8 Prisoners graduate from anger management course

― rehabilitation of prisoners an ongoing process

DPI, Guyana, Wednesday, June 12, 2019

“The programme carried a massive effect on us,” related Mohammed Ali – a prisoner who completed 12 weeks training as an Anger Management Training programmer. He was one of eight prisoners who graduated from the programme.

Ali said that if it were not for the initiative by the Director of Prisons, Gladwin Samuels and the various facilitators, they would not have the knowledge they have acquired. “We learnt well from the programme. We learnt more about anger and how anger could affect people. Anger could be good, and anger could be bad, it all depends on how you decide to relate it,” Ali stated.

Officer-in-charge of the Georgetown Prison, Nicklon Elliot, Director of Prisons, Gladwin Samuels, Facilitators Denise McKenzie and Hubert Jack along with six of the eight graduates of the anger management programme.

The Director of Prisons, in brief remarks, noted that the training is part of a rehabilitative drive that held under the theme ‘Revitalising a purpose-driven organisation’. The training is the third such programme conducted at the Camp Street Prison.

Director Samuels pointed out that in the prison environment, anger management is sometimes the key to survival and the thin line between freedom and continued imprisonment. “It is through such training that we intend to build capacity so that those persons who are sent to be with us for a particular period of time, they will be able to effectively deal with anger-related issues  during that period and come out of prison at their prescribed time and not have to do other sentences… For the time that we have reconstituted this training, we have seen a significant reduction in terms of the prisoner to prisoner violence… we are seeing a significant change in prisoners’ behaviours across the prison service.”

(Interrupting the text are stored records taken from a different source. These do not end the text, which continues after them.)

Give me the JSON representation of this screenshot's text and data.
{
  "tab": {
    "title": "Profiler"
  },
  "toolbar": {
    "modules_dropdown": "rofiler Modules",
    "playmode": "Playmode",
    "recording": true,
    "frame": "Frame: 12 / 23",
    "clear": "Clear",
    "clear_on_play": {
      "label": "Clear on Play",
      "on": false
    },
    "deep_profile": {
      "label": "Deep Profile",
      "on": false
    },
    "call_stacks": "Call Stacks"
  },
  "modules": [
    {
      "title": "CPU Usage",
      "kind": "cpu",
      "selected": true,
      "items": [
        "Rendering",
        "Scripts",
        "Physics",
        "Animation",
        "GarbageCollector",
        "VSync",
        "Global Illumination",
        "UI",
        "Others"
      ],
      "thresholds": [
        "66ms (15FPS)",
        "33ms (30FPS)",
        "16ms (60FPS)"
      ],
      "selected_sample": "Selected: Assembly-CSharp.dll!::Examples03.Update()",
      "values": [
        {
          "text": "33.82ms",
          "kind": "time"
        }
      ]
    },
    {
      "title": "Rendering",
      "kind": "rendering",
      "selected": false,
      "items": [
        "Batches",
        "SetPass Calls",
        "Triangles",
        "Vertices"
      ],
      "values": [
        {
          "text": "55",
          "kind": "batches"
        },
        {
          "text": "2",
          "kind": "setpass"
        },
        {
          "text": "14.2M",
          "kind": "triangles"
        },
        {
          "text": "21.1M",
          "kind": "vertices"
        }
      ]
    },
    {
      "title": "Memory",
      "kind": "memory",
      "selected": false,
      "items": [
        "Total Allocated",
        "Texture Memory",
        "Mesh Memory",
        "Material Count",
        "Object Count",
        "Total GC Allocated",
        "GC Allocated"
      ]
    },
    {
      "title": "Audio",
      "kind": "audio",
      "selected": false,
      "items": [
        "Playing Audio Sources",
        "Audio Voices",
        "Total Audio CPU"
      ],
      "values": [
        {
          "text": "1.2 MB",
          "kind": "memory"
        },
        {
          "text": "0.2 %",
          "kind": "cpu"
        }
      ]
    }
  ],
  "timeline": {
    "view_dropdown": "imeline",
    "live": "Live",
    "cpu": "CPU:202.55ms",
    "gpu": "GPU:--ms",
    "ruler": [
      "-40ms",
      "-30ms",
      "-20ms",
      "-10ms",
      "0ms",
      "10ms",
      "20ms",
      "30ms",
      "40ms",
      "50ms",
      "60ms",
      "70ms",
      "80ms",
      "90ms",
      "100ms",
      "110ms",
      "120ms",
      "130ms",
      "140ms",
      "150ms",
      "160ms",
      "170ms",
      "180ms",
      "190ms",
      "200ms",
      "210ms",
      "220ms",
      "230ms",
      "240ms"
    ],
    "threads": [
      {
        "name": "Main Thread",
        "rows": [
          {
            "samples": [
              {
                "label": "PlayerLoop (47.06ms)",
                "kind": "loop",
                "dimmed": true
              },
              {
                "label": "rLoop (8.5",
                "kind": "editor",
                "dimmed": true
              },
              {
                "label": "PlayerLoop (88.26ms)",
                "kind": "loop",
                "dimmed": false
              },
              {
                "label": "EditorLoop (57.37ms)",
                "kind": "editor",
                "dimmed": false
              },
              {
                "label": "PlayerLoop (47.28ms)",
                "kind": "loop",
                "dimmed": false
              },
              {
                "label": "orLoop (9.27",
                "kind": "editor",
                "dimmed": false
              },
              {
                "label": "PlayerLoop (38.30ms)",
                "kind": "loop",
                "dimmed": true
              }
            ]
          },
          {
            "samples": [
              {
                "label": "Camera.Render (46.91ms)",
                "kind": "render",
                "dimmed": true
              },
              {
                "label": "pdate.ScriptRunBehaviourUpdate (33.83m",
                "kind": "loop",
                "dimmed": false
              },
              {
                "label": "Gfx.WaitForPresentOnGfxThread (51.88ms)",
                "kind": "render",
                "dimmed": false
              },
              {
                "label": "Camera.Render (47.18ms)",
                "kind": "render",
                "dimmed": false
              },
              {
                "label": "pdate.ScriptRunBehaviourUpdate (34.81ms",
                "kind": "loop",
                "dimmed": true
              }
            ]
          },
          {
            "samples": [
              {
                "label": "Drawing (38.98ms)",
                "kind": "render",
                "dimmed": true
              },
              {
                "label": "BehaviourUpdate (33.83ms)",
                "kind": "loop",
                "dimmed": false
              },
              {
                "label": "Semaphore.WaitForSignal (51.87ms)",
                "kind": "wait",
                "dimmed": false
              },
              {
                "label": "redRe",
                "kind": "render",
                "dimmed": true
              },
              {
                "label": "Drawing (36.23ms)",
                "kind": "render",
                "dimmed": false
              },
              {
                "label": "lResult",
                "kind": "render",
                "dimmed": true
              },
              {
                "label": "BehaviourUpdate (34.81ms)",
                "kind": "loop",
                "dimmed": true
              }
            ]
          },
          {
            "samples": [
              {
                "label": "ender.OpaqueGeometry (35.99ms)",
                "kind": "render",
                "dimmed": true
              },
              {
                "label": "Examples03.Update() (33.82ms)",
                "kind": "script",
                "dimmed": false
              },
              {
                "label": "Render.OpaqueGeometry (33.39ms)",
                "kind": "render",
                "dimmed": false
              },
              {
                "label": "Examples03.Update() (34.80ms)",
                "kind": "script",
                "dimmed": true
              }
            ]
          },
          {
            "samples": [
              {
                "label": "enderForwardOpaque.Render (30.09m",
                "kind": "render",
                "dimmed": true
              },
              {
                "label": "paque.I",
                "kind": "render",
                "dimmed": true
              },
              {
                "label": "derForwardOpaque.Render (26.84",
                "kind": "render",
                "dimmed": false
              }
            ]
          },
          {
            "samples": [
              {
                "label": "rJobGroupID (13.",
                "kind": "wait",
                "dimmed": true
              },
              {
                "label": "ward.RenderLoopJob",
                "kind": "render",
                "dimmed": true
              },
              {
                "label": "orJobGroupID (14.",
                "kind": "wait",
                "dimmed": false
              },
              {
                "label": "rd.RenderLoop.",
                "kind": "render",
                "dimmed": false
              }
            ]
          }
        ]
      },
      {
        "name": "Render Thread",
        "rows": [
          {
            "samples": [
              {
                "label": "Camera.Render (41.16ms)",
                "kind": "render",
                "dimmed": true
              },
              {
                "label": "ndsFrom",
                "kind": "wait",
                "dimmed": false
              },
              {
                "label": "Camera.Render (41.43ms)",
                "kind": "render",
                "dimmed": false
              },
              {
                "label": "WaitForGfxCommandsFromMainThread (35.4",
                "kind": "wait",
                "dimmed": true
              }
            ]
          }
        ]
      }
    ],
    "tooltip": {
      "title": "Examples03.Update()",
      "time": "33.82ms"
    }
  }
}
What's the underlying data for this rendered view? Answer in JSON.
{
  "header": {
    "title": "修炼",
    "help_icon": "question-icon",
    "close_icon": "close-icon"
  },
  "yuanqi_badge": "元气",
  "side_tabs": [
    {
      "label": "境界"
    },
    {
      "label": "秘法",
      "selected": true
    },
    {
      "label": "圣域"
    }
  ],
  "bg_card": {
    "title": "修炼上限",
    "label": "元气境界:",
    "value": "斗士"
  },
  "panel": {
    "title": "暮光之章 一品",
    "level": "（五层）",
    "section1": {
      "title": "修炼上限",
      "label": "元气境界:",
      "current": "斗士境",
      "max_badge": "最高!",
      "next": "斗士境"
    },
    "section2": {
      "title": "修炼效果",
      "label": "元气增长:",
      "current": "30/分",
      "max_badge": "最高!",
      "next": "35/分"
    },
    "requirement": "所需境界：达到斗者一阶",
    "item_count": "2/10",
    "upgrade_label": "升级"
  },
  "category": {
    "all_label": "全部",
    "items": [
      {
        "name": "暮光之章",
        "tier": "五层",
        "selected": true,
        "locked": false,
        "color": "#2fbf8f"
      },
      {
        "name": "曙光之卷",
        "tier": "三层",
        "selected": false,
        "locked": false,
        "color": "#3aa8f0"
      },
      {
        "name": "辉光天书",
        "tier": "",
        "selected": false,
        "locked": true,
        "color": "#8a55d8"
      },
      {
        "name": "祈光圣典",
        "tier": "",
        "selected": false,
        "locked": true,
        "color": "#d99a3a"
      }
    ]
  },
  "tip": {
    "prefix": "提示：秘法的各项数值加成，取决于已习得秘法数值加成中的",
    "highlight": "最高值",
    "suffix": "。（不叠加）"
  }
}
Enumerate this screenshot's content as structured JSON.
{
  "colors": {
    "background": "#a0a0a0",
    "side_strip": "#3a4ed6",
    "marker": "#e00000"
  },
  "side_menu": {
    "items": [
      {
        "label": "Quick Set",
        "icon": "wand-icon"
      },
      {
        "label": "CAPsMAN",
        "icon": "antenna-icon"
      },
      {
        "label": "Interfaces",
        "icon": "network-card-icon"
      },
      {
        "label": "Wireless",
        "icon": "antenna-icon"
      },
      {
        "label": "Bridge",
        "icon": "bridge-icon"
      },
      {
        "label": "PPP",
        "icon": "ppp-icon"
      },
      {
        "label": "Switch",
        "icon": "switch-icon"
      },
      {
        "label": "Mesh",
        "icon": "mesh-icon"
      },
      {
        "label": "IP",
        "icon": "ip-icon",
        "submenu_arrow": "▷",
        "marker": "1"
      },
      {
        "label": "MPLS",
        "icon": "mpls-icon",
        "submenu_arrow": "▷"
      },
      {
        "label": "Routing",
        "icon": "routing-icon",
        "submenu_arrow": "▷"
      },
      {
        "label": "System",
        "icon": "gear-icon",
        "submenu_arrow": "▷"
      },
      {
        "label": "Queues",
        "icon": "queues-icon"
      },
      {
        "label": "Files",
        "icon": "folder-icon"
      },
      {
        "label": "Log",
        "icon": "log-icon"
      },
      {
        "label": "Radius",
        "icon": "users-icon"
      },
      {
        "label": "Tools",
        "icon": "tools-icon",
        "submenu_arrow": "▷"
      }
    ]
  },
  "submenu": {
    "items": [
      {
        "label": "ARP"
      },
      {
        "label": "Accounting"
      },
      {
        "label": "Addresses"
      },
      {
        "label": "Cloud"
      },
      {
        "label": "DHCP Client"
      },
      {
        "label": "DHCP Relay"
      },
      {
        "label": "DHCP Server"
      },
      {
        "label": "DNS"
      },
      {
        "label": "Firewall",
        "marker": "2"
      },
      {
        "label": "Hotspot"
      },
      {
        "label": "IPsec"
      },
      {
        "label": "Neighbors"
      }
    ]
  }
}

He explained that many persons who were once deemed the ‘bad eggs’ are now advocates for other prisoners to conduct themselves in a respectable manner. Samuels indicated that one of the reasons for the lack of larger batches is due to space constraint and not the lack of funds. Nevertheless, he said that the prison directorate remains confident that as the prison infrastructure continues to be developed, more prisoners will benefit from such rehabilitative training.

Samuels made it clear that rehabilitation of prisoners is an ongoing process, stating that “we are adequately preparing them whether it is with skill or educational training so that when they are released back into society, they are productive citizens. We have many persons who would have left these walls, and they are now gainfully employed as a result of the skills they would have acquired.”